Sassy. Daring. Talented. Beautiful. Determined. Fashionable. Iconic. Hepburn.
With a stage and film career that spanned sixty-six years, Katharine “Kate” Hepburn (1907-2003) is an American icon, who dazzled silver screen, television, and theater audiences and even earned the nickname “The First Lady of Cinema.” Born and raised in Connecticut, Hepburn’s career reflected the changing role of women in the broader society. Challenging the norms of the day, she took control of her image and identity by establishing a unique sense of style which influenced countless women, fashion designers, and the informal, elegant approach to American style that continues to resonate today.

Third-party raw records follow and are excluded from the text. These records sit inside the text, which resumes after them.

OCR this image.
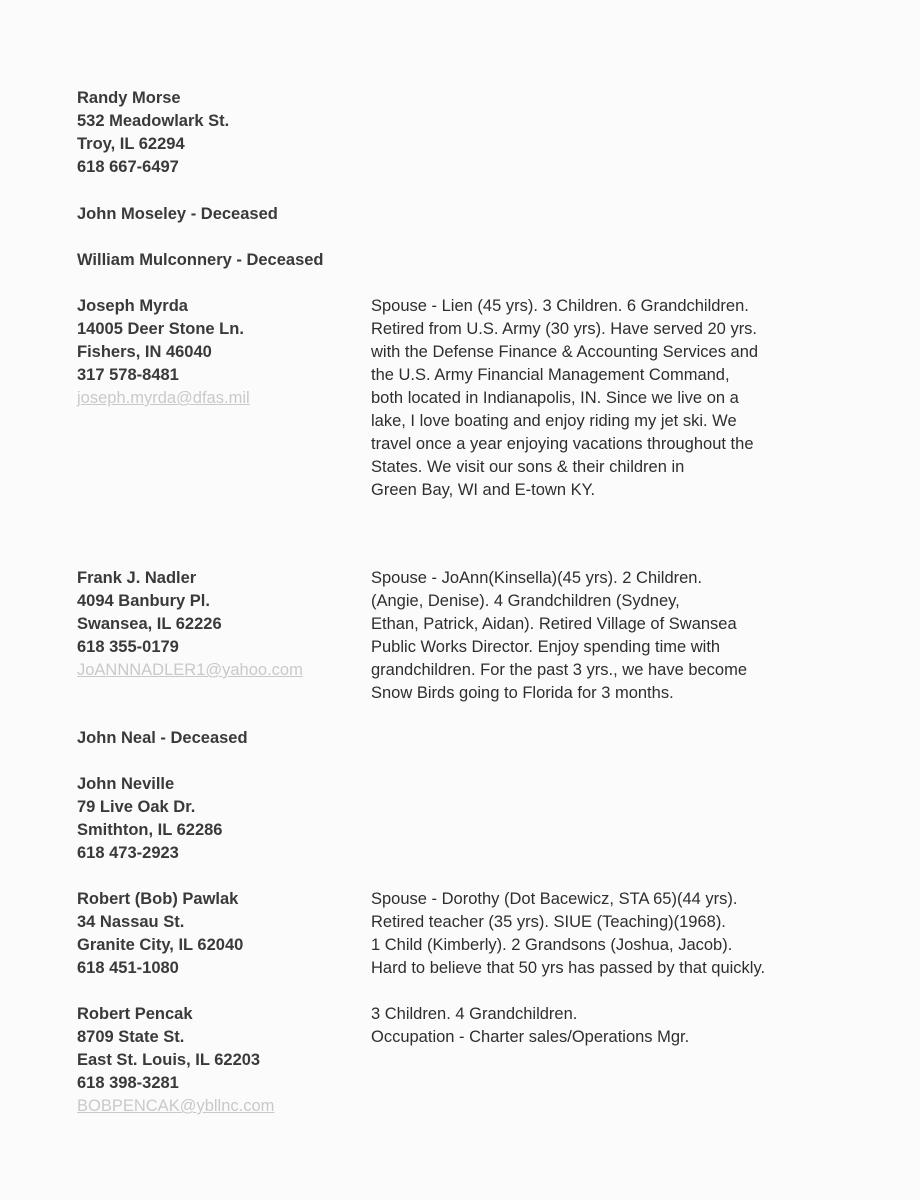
Randy Morse
532 Meadowlark St.
Troy, IL 62294
618 667-6497
John Moseley - Deceased
William Mulconnery - Deceased
Joseph Myrda
14005 Deer Stone Ln.
Fishers, IN 46040
317 578-8481
joseph.myrda@dfas.mil
Spouse - Lien (45 yrs). 3 Children. 6 Grandchildren.
Retired from U.S. Army (30 yrs). Have served 20 yrs.
with the Defense Finance & Accounting Services and
the U.S. Army Financial Management Command,
both located in Indianapolis, IN. Since we live on a
lake, I love boating and enjoy riding my jet ski. We
travel once a year enjoying vacations throughout the
States. We visit our sons & their children in
Green Bay, WI and E-town KY.
Frank J. Nadler
4094 Banbury Pl.
Swansea, IL 62226
618 355-0179
JoANNNADLER1@yahoo.com
Spouse - JoAnn(Kinsella)(45 yrs). 2 Children.
(Angie, Denise). 4 Grandchildren (Sydney,
Ethan, Patrick, Aidan). Retired Village of Swansea
Public Works Director. Enjoy spending time with
grandchildren. For the past 3 yrs., we have become
Snow Birds going to Florida for 3 months.
John Neal - Deceased
John Neville
79 Live Oak Dr.
Smithton, IL 62286
618 473-2923
Robert (Bob) Pawlak
34 Nassau St.
Granite City, IL 62040
618 451-1080
Spouse - Dorothy (Dot Bacewicz, STA 65)(44 yrs).
Retired teacher (35 yrs). SIUE (Teaching)(1968).
1 Child (Kimberly). 2 Grandsons (Joshua, Jacob).
Hard to believe that 50 yrs has passed by that quickly.
Robert Pencak
8709 State St.
East St. Louis, IL 62203
618 398-3281
BOBPENCAK@ybllnc.com
3 Children. 4 Grandchildren.
Occupation - Charter sales/Operations Mgr.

On April 11, 2014, the Connecticut Historical Society brought Kate’s personal costume collection back to her home state with a special exhibit, Katharine Hepburn: Dressed for Stage and Screen. This was the first and only scheduled New England appearance for the limited-time exhibition, which featured over 40 costumes, worn in 21 films and 6 stage productions. The collection included an ensemble of her signature tailored beige trousers and linen jackets, vintage posters, playbills, photos, and other Hepburn-related artifacts as well as stage costumes from The Philadelphia Story and Coco and screen costumes from Adam’s Rib and Stage Door. The exhibit was organized by the Kent State University Museum, with local stories about Hepburn’s remarkable family, her life in Connecticut, and items from CHS’s collection included for its Connecticut appearance.